The price of Bitcoin and cryptocurrency has been on a rollercoaster ride this year. After a peak in April, they crashed back to earth. Subscribe now to Forbes’ CryptoAsset & Blockchain Advisor to discover the crypto blockbusters that are poised for 1,000% gains.
The rally in bitcoin prices coincided with Coinbase’s Nasdaq-debut, a major U.S. cryptocurrency exchange. This helped to drive interest to the stock, but it failed to stop it from falling with bitcoin prices since April.
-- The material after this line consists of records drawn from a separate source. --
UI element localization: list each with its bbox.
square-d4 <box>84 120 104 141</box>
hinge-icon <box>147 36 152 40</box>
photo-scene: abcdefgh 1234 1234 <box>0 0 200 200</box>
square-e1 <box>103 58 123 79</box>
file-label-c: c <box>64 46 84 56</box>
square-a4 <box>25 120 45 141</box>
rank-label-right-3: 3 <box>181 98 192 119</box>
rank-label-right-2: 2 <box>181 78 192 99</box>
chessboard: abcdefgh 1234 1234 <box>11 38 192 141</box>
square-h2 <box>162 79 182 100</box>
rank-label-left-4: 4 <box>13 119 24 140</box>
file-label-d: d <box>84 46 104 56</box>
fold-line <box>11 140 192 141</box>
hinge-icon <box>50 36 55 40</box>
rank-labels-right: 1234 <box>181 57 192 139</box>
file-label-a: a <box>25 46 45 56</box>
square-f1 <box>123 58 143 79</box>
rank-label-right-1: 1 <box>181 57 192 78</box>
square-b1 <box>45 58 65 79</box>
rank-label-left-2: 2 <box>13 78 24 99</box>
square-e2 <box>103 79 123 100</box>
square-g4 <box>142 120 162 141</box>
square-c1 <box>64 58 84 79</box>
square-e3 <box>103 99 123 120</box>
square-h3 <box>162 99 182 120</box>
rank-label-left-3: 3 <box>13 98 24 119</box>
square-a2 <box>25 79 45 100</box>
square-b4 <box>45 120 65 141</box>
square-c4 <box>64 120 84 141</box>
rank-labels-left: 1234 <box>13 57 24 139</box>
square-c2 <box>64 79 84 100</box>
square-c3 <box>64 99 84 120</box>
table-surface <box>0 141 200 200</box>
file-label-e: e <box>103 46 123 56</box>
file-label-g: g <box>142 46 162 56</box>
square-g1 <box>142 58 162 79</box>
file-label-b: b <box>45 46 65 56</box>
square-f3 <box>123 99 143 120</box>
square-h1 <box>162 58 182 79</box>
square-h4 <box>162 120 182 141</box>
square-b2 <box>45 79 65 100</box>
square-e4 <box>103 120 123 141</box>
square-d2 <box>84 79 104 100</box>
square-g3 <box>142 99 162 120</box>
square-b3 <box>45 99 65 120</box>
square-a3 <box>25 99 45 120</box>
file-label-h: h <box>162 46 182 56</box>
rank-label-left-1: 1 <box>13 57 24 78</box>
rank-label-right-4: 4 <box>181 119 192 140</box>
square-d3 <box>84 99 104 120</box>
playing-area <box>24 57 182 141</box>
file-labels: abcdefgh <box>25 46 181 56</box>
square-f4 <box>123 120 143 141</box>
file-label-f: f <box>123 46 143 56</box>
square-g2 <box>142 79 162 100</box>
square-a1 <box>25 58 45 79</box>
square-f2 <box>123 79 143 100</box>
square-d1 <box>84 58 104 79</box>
Analysts at Wall Street giant Goldman Sachs reiterate their “buy” rating of Coinbase ahead of its closely-watched second-quarter earnings report. They believe that even a lower bitcoin price will be good for Coinbase’s earnings.
The note to clients stated that Coinbase’s trading boom was caused by “significantly elevated crypto asset volatility.” This will result in Coinbase taking in more fees. Coindesk first reported the news.
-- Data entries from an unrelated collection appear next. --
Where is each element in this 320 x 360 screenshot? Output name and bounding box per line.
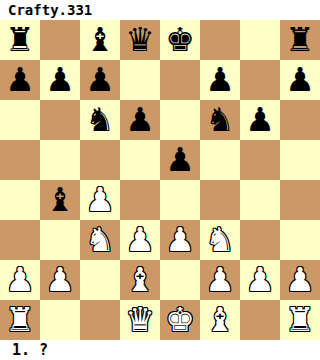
white-bishop: ♝ — [125, 260, 155, 300]
square-c8[interactable]: ♝ — [80, 20, 120, 60]
white-knight: ♞ — [205, 220, 235, 260]
square-g4[interactable] — [240, 180, 280, 220]
black-knight: ♞ — [205, 100, 235, 140]
black-pawn: ♟ — [125, 100, 155, 140]
square-h4[interactable] — [280, 180, 320, 220]
square-f8[interactable] — [200, 20, 240, 60]
white-rook: ♜ — [5, 300, 35, 340]
black-knight: ♞ — [85, 100, 115, 140]
white-queen: ♛ — [125, 300, 155, 340]
square-d4[interactable] — [120, 180, 160, 220]
white-rook: ♜ — [285, 300, 315, 340]
square-b1[interactable] — [40, 300, 80, 340]
square-a3[interactable] — [0, 220, 40, 260]
square-e3[interactable]: ♟ — [160, 220, 200, 260]
square-c1[interactable] — [80, 300, 120, 340]
square-a2[interactable]: ♟ — [0, 260, 40, 300]
black-queen: ♛ — [125, 20, 155, 60]
square-a6[interactable] — [0, 100, 40, 140]
square-c2[interactable] — [80, 260, 120, 300]
black-rook: ♜ — [5, 20, 35, 60]
square-f5[interactable] — [200, 140, 240, 180]
square-h2[interactable]: ♟ — [280, 260, 320, 300]
square-c6[interactable]: ♞ — [80, 100, 120, 140]
black-king: ♚ — [165, 20, 195, 60]
square-b6[interactable] — [40, 100, 80, 140]
square-h1[interactable]: ♜ — [280, 300, 320, 340]
square-f1[interactable]: ♝ — [200, 300, 240, 340]
square-f3[interactable]: ♞ — [200, 220, 240, 260]
black-pawn: ♟ — [5, 60, 35, 100]
white-king: ♚ — [165, 300, 195, 340]
square-b5[interactable] — [40, 140, 80, 180]
white-bishop: ♝ — [205, 300, 235, 340]
black-pawn: ♟ — [285, 60, 315, 100]
square-f7[interactable]: ♟ — [200, 60, 240, 100]
square-e4[interactable] — [160, 180, 200, 220]
move-prompt: 1. ? — [0, 340, 320, 360]
square-f6[interactable]: ♞ — [200, 100, 240, 140]
square-e2[interactable] — [160, 260, 200, 300]
white-knight: ♞ — [85, 220, 115, 260]
white-pawn: ♟ — [45, 260, 75, 300]
square-g1[interactable] — [240, 300, 280, 340]
square-g6[interactable]: ♟ — [240, 100, 280, 140]
white-pawn: ♟ — [85, 180, 115, 220]
square-b7[interactable]: ♟ — [40, 60, 80, 100]
white-pawn: ♟ — [205, 260, 235, 300]
square-d6[interactable]: ♟ — [120, 100, 160, 140]
square-c3[interactable]: ♞ — [80, 220, 120, 260]
square-f4[interactable] — [200, 180, 240, 220]
white-pawn: ♟ — [165, 220, 195, 260]
square-h8[interactable]: ♜ — [280, 20, 320, 60]
square-e8[interactable]: ♚ — [160, 20, 200, 60]
square-b3[interactable] — [40, 220, 80, 260]
square-g2[interactable]: ♟ — [240, 260, 280, 300]
black-bishop: ♝ — [45, 180, 75, 220]
square-d5[interactable] — [120, 140, 160, 180]
black-bishop: ♝ — [85, 20, 115, 60]
square-d3[interactable]: ♟ — [120, 220, 160, 260]
black-rook: ♜ — [285, 20, 315, 60]
square-h7[interactable]: ♟ — [280, 60, 320, 100]
window-title: Crafty.331 — [0, 0, 320, 20]
square-b8[interactable] — [40, 20, 80, 60]
square-e6[interactable] — [160, 100, 200, 140]
square-b4[interactable]: ♝ — [40, 180, 80, 220]
square-c7[interactable]: ♟ — [80, 60, 120, 100]
square-e5[interactable]: ♟ — [160, 140, 200, 180]
square-d1[interactable]: ♛ — [120, 300, 160, 340]
square-a1[interactable]: ♜ — [0, 300, 40, 340]
chess-board: ♜♝♛♚♜♟♟♟♟♟♞♟♞♟♟♝♟♞♟♟♞♟♟♝♟♟♟♜♛♚♝♜ — [0, 20, 320, 340]
square-g3[interactable] — [240, 220, 280, 260]
white-pawn: ♟ — [245, 260, 275, 300]
square-a8[interactable]: ♜ — [0, 20, 40, 60]
square-g7[interactable] — [240, 60, 280, 100]
square-e1[interactable]: ♚ — [160, 300, 200, 340]
square-g5[interactable] — [240, 140, 280, 180]
square-h3[interactable] — [280, 220, 320, 260]
square-a7[interactable]: ♟ — [0, 60, 40, 100]
square-d2[interactable]: ♝ — [120, 260, 160, 300]
black-pawn: ♟ — [165, 140, 195, 180]
square-d7[interactable] — [120, 60, 160, 100]
black-pawn: ♟ — [85, 60, 115, 100]
square-b2[interactable]: ♟ — [40, 260, 80, 300]
square-e7[interactable] — [160, 60, 200, 100]
square-h6[interactable] — [280, 100, 320, 140]
square-a4[interactable] — [0, 180, 40, 220]
black-pawn: ♟ — [45, 60, 75, 100]
black-pawn: ♟ — [245, 100, 275, 140]
white-pawn: ♟ — [285, 260, 315, 300]
square-c4[interactable]: ♟ — [80, 180, 120, 220]
square-d8[interactable]: ♛ — [120, 20, 160, 60]
white-pawn: ♟ — [125, 220, 155, 260]
black-pawn: ♟ — [205, 60, 235, 100]
square-h5[interactable] — [280, 140, 320, 180]
square-g8[interactable] — [240, 20, 280, 60]
square-c5[interactable] — [80, 140, 120, 180]
square-f2[interactable]: ♟ — [200, 260, 240, 300]
white-pawn: ♟ — [5, 260, 35, 300]
square-a5[interactable] — [0, 140, 40, 180]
Goldman Sachs was a financial advisor to Coinbase’s direct listing. It cited an earlier analyst report that stated that high fees would continue flowing into the exchange even though bitcoin prices fall further.
The stock price of Coinbase is down by a third since its April peak. China closed down miners, who use powerful computers in China to protect bitcoin and other crypto networks. This caused the crypto sell-off.
Coinbase fees could have been affected by a decline in trading volume across major exchanges following the crypto and bitcoin price crash.
Analysis by CryptoCompare this week revealed that trading volumes at the biggest exchanges, such as Coinbase, Kraken, and Binance, dropped more than 40% in June. Reuters first reported that spot trading volumes fell 42.7% between May and $2.7 trillion. Derivative volumes were down 40.7%, to $3.2 trillion.
CNBC’s Teddy Vallee, Pervalle global chief investment officer, stated that the digital asset ecosystem was punched in its face. Participants are usually very fearful when there is a significant sell-off, and they pull back their chips.